In “The Rise of Nullification” in The American Conservative, Kirkpatrick Sale writes, “A state that wants to do things differently from the dictates of the federal government has to start by nullifying the laws it does not want to live under.” Mr. Sale is reviewing Most Likely To Secede by Rob Williams. Sale writes about  “resistance to a federal government grown inept, corrupt, overreaching, overlarge, and overintrusive.” The book, according to Mr. Sale, “grows out of a secession movement in Vermont that has been active, off and on, for a decade now.” Sales tells readers, “Nullification acts have been introduced in state legislatures all across the country, particularly in the last few months.”

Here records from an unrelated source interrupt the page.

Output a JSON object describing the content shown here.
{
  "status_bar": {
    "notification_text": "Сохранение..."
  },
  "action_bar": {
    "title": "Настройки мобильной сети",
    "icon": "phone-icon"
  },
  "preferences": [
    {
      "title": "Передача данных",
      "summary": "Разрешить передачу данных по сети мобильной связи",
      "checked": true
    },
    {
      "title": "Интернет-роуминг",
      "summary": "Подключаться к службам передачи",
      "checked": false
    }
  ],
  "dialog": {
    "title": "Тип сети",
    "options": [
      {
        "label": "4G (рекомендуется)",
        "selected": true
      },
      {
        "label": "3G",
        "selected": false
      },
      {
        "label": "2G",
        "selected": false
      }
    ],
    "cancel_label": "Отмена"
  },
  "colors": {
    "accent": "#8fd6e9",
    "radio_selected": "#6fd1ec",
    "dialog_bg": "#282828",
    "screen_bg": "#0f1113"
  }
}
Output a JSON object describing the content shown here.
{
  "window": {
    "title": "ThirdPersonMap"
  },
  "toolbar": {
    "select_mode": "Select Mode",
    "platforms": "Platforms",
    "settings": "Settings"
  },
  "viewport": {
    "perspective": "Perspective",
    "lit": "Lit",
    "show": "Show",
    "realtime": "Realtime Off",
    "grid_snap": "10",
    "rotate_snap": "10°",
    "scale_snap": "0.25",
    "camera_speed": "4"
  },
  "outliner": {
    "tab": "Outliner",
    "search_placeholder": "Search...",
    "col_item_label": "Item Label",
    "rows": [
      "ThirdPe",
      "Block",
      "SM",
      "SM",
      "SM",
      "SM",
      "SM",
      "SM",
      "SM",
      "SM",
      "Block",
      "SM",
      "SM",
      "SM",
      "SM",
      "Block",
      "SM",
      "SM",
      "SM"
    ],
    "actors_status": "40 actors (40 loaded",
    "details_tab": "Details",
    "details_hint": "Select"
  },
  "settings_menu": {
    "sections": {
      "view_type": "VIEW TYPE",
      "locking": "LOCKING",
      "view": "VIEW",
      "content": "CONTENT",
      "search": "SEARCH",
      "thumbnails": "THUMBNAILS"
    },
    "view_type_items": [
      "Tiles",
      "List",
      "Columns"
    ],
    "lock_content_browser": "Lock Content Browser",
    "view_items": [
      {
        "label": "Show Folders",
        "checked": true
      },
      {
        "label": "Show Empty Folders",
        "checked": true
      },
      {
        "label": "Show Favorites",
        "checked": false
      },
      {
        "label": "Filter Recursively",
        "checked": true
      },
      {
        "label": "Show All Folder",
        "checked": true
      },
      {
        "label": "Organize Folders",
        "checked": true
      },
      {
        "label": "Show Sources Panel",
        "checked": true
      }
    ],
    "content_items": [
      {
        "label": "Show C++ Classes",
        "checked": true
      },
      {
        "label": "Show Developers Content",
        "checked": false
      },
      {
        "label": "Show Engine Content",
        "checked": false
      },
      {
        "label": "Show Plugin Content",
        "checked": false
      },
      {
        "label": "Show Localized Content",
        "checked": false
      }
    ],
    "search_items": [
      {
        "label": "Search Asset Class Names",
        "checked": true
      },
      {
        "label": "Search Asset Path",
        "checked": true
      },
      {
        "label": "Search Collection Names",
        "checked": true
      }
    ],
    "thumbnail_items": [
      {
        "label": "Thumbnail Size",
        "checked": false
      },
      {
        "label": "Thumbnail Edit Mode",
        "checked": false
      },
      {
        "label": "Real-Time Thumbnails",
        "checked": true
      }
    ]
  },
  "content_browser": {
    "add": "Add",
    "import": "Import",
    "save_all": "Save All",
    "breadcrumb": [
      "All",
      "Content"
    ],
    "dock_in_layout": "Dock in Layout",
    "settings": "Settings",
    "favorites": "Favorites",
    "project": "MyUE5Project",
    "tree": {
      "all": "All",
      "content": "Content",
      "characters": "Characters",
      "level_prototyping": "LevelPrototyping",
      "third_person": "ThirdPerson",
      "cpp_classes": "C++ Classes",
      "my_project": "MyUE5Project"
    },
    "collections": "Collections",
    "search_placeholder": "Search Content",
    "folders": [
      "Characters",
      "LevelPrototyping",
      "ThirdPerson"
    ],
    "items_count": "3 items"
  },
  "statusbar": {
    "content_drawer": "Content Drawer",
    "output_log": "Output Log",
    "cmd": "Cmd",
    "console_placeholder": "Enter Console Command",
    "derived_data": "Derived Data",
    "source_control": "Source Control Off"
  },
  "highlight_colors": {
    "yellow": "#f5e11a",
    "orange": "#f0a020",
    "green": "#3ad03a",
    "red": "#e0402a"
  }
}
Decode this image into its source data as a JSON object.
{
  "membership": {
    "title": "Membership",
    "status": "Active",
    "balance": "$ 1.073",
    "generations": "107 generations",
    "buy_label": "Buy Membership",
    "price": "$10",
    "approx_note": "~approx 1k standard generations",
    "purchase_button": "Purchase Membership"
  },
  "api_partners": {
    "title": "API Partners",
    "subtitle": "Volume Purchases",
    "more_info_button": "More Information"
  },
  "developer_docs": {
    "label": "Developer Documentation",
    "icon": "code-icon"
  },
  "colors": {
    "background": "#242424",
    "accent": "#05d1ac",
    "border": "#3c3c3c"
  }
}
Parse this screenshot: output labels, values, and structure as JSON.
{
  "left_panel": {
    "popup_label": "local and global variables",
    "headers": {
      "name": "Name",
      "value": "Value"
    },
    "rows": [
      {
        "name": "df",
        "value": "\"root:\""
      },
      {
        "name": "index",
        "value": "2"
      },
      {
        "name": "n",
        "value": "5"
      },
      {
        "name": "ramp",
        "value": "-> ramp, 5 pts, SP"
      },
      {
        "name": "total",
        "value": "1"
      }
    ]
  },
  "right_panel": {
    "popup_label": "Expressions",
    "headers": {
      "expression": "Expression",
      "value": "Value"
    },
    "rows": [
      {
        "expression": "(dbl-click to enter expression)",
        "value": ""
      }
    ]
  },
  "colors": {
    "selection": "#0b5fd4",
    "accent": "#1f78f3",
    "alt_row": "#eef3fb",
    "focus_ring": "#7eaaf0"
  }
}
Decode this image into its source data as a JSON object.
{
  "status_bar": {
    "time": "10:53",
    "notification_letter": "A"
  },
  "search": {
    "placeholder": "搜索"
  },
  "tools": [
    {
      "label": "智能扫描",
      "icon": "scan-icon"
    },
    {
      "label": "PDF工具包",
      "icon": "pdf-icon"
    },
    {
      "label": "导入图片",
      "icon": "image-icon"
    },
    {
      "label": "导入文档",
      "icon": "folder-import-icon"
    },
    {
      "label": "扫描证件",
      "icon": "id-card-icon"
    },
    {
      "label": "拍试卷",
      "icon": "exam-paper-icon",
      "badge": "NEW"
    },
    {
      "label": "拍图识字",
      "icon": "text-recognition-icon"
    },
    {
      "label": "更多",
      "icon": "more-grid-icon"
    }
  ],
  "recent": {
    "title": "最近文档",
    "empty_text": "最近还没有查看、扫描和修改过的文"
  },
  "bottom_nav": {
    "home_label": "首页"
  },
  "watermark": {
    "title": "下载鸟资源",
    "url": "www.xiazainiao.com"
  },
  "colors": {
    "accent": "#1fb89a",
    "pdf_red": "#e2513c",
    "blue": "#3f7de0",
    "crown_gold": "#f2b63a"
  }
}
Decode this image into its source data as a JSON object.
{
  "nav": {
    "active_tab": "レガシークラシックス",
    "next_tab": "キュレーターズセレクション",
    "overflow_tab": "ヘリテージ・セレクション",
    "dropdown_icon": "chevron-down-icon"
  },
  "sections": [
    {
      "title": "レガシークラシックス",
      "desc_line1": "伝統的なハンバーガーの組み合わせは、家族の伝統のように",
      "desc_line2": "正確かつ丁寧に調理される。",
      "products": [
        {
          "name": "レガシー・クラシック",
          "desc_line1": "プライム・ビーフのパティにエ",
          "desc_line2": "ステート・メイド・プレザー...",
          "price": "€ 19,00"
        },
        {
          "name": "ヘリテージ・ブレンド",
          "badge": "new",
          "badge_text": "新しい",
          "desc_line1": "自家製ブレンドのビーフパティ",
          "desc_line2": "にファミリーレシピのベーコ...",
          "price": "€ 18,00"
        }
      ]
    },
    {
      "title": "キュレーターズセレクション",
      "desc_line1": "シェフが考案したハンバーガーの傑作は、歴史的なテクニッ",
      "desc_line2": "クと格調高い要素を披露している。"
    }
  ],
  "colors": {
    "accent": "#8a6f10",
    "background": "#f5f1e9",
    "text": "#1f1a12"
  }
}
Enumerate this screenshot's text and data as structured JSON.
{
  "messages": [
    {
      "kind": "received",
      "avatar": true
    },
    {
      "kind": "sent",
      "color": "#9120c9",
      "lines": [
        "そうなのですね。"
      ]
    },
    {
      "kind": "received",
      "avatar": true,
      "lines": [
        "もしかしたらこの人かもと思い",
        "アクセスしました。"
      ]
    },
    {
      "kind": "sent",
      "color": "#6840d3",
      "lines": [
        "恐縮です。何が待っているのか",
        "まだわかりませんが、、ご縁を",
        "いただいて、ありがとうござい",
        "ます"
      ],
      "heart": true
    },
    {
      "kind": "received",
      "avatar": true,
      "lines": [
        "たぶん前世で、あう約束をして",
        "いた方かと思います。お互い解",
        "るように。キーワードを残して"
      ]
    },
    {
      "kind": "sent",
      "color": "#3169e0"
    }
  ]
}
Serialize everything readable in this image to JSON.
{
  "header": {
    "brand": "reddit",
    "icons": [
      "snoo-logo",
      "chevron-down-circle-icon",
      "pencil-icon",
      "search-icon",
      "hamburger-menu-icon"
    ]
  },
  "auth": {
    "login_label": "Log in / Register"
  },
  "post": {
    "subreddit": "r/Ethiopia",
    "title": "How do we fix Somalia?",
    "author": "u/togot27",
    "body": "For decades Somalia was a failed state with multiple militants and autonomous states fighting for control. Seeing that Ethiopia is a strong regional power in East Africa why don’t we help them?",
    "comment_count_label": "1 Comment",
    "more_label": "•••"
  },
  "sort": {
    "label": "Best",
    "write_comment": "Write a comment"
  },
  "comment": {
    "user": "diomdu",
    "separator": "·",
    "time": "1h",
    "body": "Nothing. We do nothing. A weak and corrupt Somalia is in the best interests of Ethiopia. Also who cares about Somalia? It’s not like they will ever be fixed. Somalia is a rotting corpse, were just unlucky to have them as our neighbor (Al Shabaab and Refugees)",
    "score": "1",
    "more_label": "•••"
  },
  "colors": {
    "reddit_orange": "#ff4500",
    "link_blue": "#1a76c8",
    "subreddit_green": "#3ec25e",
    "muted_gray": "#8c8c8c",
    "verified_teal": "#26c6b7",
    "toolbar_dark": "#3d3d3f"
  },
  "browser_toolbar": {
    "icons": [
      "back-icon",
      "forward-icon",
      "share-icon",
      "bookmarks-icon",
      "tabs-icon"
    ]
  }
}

America’s original anti-federalists were against ratifying the Constitution without a bill of rights and believed most strongly in the primacy of the states. The anti-federalists believed that general government is subordinate to the state governments and that the essential business of government should be done by the states.

The original Articles of Confederation in the preamble wrote of a perpetual union between the States. Article II. notes that each state retains its sovereignty, freedom and independence. Above all, the anti-federalists wanted to protect the rights of the founding states against intrusion by a central government.

Kirkpatrick Sale asks, “If Vermont had been an independent republic all along, would you now vote for it to join the United States? Of course not. It would be unthinkable.”